The Gnostics, who had been so numerous and powerful during the early days of Christianity, were now an obscure remnant, chiefly confined to the villages along the borders of the Euphrates. They had been driven by the all-powerful catholics from the capitals of the East and the West, and the remains of their different sects passed under the general and odious name of the Manicheans.
In this region, at the village of Mananalis, near Samosata, lived about the year 653 one Constantine, who is described by the Roman writers as descended from a Manichean family. Soon after the Saracens' conquest of Syria, an Armenian deacon, who was returning from captivity among the Saracens, became the guest of Constantine. In acknowledgment of his hospitality the deacon made him a present of a manuscript, containing the four Gospels and the fourteen Epistles of St. Paul. This was indeed a rare gift, as the scriptures were already concealed from the laity. The study of these sacred books produced a complete revolution in his religious principles, and in the whole subsequent course of his life. Some say he had been trained in Gnosticism, others, that he was a member of the Greek established church; but, however this may have been, those books now became his only study and the rule of his faith and practice.
Constantine now thought of forming a new sect, or rather, of restoring apostolic Christianity. He renounced and cast away his Manichean books, say his enemies; he abjured Manicheism, and made it a law to his followers not to read any other books whatsoever, but the Gospels and the epistles of the New Testament. This may have given their enemies a pretext for charging them with rejecting the Old Testament and the two Epistles of St. Peter. But it is more than probable that they did not possess these portions of the word of God. It is to be feared however, from their peculiar attachment and devotion to the writings and character of St. Paul, that other scriptures were neglected.

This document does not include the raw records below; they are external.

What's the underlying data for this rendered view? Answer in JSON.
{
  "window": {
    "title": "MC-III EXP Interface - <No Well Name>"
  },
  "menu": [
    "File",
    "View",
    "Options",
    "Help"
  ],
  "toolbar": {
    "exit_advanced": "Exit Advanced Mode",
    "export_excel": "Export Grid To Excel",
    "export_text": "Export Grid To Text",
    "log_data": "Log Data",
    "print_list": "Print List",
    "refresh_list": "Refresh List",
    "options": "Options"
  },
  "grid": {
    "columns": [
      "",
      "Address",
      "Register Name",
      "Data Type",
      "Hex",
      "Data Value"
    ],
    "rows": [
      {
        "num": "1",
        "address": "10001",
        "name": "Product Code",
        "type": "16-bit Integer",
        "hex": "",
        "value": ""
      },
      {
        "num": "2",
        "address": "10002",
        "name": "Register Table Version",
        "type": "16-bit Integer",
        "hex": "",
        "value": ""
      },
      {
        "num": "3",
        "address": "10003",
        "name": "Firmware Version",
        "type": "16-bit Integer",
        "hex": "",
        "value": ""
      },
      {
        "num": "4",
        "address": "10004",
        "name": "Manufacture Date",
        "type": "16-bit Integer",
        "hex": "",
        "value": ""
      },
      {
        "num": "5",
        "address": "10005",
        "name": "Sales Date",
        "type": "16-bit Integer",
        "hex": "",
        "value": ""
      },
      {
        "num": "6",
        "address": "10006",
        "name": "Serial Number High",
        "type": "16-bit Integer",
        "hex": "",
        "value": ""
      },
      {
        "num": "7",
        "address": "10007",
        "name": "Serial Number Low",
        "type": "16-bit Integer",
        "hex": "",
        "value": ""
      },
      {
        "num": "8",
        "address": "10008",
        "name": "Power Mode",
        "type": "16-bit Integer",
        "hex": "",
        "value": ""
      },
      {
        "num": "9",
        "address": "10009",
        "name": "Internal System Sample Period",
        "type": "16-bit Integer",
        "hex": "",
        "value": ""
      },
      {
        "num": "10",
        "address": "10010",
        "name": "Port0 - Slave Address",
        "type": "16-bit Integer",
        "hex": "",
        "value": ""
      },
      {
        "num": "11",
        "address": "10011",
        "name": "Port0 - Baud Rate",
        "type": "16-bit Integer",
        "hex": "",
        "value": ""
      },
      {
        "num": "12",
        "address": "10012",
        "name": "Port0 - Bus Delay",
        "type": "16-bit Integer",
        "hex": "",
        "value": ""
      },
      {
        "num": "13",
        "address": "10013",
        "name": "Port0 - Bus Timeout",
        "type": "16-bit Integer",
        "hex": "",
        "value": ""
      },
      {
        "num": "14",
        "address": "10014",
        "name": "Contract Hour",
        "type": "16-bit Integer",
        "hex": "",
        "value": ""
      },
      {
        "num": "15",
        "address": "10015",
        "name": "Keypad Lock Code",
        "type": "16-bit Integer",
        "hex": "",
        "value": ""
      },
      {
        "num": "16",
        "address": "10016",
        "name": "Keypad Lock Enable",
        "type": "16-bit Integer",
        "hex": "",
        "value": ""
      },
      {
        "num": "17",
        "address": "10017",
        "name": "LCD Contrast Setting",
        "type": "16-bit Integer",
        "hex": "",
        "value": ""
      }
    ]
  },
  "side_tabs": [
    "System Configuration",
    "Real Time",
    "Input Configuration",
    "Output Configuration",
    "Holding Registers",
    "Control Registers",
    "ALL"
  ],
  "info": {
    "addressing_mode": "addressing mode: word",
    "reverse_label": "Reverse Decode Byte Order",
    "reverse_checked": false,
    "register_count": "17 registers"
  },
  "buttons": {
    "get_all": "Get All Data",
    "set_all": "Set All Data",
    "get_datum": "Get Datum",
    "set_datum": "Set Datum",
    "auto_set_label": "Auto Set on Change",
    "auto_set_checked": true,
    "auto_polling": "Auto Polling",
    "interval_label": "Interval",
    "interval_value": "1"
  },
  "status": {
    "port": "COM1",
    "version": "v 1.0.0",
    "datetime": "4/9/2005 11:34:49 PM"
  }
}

It is generally agreed that the word Paulician is formed from the name of the great apostle of the Gentiles. His fellow-laborers, Silvanus, Timothy, Titus, Tychicus, were represented by Constantine and his disciples; and their congregations, as they sprang up in different places, were called after the names of the apostolic churches. It is difficult to see, in this "innocent allegory," as it has been termed, how the catholics could have been so grievously offended with the Paulicians, or could have found a pretext for hunting them down with fire and sword. Yet so they did, as we shall presently see. Their unpardonable sin was their separation from the State church; their testimony against superstition and apostasy; their reviving the memory of a pure primitive Christianity.